Cloud and Intercloud Migration: Assessment and Failure Modes
With the financial industry in general and the data world specifically becoming ever more remote and mobile, an increasing number of firms are seeing the benefits of hosting their data capabilities in the cloud.
Cloud hosted data makes it easier for information to flow through your organization and helps break down siloes and remove inefficiencies. This is especially true in the post-COVID world, where an increasing number of employees are working from home or other remote locations instead of in a traditional office setting.
However, migrating to a new cloud server is not always a straightforward process and requires as much care and strategizing as any other business process. This is true whether you are migrating from physical infrastructure to the cloud, or from one cloud provider/server to another.
Assessment
Like every solid corporate strategy, cloud migration must begin with a comprehensive assessment of current capabilities and a clear vision of what you want to achieve with the process.
You need to ensure inventory is up to date such as how fresh and dependable your data sources are and what gaps might exist. You also need to assess how much downtime workloads can tolerate during the process and calculate whether zero-downtime can be weighed against added migration complexity. These tend to be a zero-sum game which means you can’t have your cake and eat it when it comes to these factors.
"Assess which workloads can afford a downtime, and the maximum length of time that those downtimes can be,” advises Google Cloud. "Migrating workloads while experiencing zero or nearly zero downtimes is harder than migrating workloads that can afford downtimes. To complete a zero-downtime migration, you need to design for and implement redundancy for each workload to migrate. You also need to coordinate these redundant instances.”
If a workload supports clustering and redundancy, you can deploy multiple instances of that workload, even across different environments, such as the source environment and the target environment. Therefore, assessing which workloads support these factors will help your migration run far more smoothly. Likewise, you need to assess the configuration of your workloads and how these might differ post-migration.
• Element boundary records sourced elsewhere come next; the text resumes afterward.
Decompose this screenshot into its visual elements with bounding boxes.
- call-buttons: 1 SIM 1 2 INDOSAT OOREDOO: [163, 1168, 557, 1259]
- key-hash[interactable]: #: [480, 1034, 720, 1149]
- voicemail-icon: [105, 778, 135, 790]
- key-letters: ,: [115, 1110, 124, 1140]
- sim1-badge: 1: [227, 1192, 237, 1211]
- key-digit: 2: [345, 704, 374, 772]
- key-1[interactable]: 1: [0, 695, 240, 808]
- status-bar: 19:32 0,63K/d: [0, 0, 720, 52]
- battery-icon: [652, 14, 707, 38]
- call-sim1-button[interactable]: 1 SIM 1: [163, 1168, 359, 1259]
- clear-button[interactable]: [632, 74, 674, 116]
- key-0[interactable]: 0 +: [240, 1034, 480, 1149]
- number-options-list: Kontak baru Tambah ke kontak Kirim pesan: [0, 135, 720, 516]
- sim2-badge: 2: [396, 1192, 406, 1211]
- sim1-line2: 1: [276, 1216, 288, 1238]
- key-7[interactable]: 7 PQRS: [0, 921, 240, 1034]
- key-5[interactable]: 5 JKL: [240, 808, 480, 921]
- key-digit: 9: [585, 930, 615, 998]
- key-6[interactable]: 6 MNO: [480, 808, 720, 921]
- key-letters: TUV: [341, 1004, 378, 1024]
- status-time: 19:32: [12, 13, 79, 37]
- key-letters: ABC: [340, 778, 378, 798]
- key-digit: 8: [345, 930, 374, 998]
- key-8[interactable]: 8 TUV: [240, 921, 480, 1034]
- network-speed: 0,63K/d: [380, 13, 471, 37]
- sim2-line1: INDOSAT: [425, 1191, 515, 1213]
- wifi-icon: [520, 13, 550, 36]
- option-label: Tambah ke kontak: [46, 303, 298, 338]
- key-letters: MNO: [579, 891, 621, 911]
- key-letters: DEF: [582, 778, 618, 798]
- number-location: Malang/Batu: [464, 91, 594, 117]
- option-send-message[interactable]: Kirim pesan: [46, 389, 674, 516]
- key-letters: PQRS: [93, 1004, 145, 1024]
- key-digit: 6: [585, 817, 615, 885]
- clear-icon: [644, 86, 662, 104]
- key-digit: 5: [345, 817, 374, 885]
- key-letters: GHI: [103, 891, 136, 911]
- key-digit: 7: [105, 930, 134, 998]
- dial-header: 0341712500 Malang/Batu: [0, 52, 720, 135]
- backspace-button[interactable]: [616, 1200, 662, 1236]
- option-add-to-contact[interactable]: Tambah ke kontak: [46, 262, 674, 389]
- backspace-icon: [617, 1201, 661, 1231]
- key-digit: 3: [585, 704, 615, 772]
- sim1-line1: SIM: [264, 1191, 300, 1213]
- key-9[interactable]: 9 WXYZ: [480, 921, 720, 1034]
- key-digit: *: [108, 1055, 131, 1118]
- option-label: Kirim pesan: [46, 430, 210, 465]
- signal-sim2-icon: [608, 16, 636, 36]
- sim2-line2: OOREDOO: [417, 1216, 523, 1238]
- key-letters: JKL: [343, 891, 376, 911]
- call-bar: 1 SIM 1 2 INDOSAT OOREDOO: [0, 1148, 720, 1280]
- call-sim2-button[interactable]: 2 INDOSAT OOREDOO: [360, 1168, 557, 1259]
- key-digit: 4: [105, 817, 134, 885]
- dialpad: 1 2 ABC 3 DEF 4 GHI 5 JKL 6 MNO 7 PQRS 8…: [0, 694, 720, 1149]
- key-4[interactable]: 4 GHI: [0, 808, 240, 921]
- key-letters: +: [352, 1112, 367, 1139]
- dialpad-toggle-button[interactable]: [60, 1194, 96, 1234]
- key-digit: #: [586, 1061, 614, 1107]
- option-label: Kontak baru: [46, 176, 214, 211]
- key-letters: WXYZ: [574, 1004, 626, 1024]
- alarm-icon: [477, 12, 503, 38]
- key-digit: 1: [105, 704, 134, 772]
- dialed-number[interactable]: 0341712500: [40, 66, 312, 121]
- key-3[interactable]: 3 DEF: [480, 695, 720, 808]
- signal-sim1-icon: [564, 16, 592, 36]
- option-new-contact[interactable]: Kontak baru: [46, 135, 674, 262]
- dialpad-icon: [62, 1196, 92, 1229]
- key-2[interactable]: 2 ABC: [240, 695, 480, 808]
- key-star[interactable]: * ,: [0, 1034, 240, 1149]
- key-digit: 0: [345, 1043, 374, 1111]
"Consider how you roll out updates to the configuration of each workload that you want to migrate,” continues Google Cloud. "This consideration is critical for the success of your migration because you might have to update the configuration of your workloads while you migrate them to the target environment.”
Failure Modes
Migrating to the cloud doesn’t always run smoothly and you need to be prepared for things to go awry. Adequately anticipating these bumps in the road can help ensure you don’t expose your workloads to conditions from which they may not be able to recover. For example:
- What happens if a workload loses connectivity to the network?
- Is a workload able to resume its work from where it left off after being stopped?
- What happens if the performance of a workload or its dependencies is inadequate?
- What happens if there are two workloads that have the same identifier in the architecture?
- What happens if a scheduled task doesn't run?
- What happens if two workloads process the same request?
Gathering information about expected modes of failure and their potential effects and assessing which can be recovered from and which would represent an irreversible fail state. By preparing for failure, you will dramatically decrease the chances of it occurring. This can be achieved by running simulations of these occurrences and testing methods of countering them in a consequence free environment.
"After you assess those failure modes and their effects, validate your findings in a non-critical environment by simulating failures and injecting faults that emulate those failure modes,” continues Google. "For example, if a workload is designed to automatically recover after a network connectivity loss, validate the automatic recovery by forcibly interrupting its connectivity and restoring it afterwards.”
Of course, it’s impossible to prepare for all outcomes and eventualities, but by adding these considerations into your planning stage, you can make sure you are as prepared as humanly possible for failure modes and remain agile and effective should they occur.
Final Thoughts
Initial assessment and failure mode planning are two of the best practices you can implement when embarking on any cloud or intercloud migration strategies. Business continuity should be your keenest focus and, by covering these bases as thoroughly as possible, you give yourself the greatest chance possible of a smooth transition in the first place and being able to respond effectively should things not go to plan.